The ticks collected from E. multiocellata-lizard were in small size ranged from 1 to 2 mm in width and were immature. This phenomenon was also found in the investigation of ticks and tick-borne pathogens in the Northern Apennines that total 68 lizards were infested by immature ticks. [42]. The explanation of this phenomenon may be speculated that the immature period of most ticks was classical live in nest-dwelling parasitism [4, 43]. Lizards live in caves, even some holes extremely small. It seems that lizards should to be a suitable host for ticks which are in immature period. On the other hand, we should enlarge the sample size in future research to exclude the possibility that tick morphometric characteristics on hosts are a random sample [44].
Multiple animals are well-known vectors of ticks in the spreading mechanism of tick-borne pathogenic microorganisms. It was reported that Rickettsia raoultii has been collected from H. erinacei parasiting marbled polecats [45]. Likewise, in China, the Theileria ovis have been identified in R. turanicus that collected from sheep [46]. Previously, in our team, Zhang et al. [40] had identified that lizards harbored Leishmania parasites. Therefore, we could reasonable speculate whether ticks play a role in the transmission of Leishmania [47]. Tick-borne pathogens have particular relationships with their reservoir hosts [20]. Xinjiang, adjacent to 8 countries (Russia, Kazakhstan, Kyrgyzstan, Tajikistan, Pakistan, Mongolia, India and Afghanistan), is an important transportation hub.

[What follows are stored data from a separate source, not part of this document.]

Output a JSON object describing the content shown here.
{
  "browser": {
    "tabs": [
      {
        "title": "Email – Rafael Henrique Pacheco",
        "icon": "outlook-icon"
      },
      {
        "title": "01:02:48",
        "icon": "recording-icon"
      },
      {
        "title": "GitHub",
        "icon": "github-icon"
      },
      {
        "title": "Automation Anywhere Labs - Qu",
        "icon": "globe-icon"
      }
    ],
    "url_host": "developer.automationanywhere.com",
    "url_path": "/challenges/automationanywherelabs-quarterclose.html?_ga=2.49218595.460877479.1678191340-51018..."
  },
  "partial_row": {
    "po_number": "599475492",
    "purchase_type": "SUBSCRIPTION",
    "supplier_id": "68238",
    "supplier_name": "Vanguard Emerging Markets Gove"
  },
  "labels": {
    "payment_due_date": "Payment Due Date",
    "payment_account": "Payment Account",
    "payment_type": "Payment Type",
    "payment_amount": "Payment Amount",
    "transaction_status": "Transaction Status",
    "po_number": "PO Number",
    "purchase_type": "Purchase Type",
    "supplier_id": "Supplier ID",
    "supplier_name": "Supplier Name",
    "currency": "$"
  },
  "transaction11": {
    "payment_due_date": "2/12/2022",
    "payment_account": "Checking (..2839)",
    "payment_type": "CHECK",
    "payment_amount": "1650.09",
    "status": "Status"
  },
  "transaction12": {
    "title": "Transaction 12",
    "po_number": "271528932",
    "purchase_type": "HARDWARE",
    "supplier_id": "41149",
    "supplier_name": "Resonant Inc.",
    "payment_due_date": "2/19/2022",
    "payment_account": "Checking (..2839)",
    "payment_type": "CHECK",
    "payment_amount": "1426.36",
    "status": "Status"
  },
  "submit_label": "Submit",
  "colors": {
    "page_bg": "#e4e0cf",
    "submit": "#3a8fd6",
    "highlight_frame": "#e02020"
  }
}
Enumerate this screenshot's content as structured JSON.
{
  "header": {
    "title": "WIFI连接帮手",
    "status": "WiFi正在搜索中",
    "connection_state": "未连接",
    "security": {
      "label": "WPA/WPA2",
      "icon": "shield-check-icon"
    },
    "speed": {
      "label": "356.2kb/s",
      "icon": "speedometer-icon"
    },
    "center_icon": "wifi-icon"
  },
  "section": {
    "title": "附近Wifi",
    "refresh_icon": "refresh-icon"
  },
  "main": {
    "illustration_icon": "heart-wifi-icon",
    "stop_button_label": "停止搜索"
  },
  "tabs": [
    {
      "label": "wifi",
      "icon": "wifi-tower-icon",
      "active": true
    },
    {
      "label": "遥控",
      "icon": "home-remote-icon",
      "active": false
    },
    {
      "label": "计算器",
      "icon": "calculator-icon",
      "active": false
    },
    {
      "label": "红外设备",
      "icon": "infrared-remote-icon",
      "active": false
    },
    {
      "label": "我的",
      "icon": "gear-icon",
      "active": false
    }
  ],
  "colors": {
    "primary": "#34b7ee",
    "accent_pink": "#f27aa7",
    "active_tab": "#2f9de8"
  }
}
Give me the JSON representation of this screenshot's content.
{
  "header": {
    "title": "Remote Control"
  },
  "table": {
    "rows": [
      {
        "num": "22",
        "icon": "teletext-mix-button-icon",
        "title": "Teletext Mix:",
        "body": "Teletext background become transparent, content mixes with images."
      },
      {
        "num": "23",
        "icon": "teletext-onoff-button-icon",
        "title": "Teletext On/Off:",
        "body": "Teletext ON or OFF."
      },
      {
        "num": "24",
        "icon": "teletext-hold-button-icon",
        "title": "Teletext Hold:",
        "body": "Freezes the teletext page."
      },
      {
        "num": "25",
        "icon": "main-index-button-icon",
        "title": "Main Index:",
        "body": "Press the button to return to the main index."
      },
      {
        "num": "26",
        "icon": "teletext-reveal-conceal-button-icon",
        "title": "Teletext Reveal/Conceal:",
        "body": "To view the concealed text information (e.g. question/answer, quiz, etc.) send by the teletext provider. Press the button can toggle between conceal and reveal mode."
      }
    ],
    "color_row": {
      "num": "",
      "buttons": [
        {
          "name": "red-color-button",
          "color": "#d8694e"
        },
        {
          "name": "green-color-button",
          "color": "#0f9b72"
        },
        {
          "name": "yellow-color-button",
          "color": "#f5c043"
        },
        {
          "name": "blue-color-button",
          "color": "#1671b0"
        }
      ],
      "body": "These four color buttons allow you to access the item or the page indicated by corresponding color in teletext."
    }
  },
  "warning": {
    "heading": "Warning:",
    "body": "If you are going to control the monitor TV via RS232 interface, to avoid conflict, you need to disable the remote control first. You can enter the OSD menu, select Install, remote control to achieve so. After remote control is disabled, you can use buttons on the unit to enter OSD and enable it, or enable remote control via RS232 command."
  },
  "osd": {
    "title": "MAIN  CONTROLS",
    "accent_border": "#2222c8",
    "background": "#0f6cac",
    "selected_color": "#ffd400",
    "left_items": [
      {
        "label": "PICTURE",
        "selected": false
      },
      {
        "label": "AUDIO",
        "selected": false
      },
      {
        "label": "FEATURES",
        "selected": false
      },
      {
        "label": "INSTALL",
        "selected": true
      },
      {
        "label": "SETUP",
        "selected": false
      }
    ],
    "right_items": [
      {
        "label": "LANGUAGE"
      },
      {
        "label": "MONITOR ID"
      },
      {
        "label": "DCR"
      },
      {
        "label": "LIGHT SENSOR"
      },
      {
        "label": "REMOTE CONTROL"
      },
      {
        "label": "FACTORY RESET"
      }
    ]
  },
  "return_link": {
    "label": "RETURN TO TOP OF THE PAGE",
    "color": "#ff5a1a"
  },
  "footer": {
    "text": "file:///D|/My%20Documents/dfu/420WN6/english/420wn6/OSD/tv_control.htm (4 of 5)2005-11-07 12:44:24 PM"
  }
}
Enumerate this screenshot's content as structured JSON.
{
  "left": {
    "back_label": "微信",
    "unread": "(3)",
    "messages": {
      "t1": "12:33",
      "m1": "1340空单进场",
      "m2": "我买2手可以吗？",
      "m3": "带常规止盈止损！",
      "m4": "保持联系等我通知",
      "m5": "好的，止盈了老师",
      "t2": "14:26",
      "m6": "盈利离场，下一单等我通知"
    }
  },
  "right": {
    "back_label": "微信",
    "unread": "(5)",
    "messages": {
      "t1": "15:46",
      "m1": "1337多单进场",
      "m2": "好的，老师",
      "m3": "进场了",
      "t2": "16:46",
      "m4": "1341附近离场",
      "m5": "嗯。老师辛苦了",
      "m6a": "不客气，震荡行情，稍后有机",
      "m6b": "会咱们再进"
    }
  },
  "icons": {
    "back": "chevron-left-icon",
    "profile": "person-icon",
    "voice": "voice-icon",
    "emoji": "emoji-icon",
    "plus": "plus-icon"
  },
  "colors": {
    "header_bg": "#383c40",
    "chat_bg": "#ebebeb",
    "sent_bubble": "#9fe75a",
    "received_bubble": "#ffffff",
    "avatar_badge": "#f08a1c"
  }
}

The economic system of Xinjiang is mainly agriculture and animal husbandry, thus farmers and herdsmen are in close contact with livestock, reptiles and ticks. Therefore, the spread and epidemic risk of ticks-borne disease in this area is grim, the ability of early warning, prevention and control of tick-borne diseases should be improved. Further studies on storage and transmission of pathogens in ticks are needed to help us control ticks and tick-borne diseases efficiently.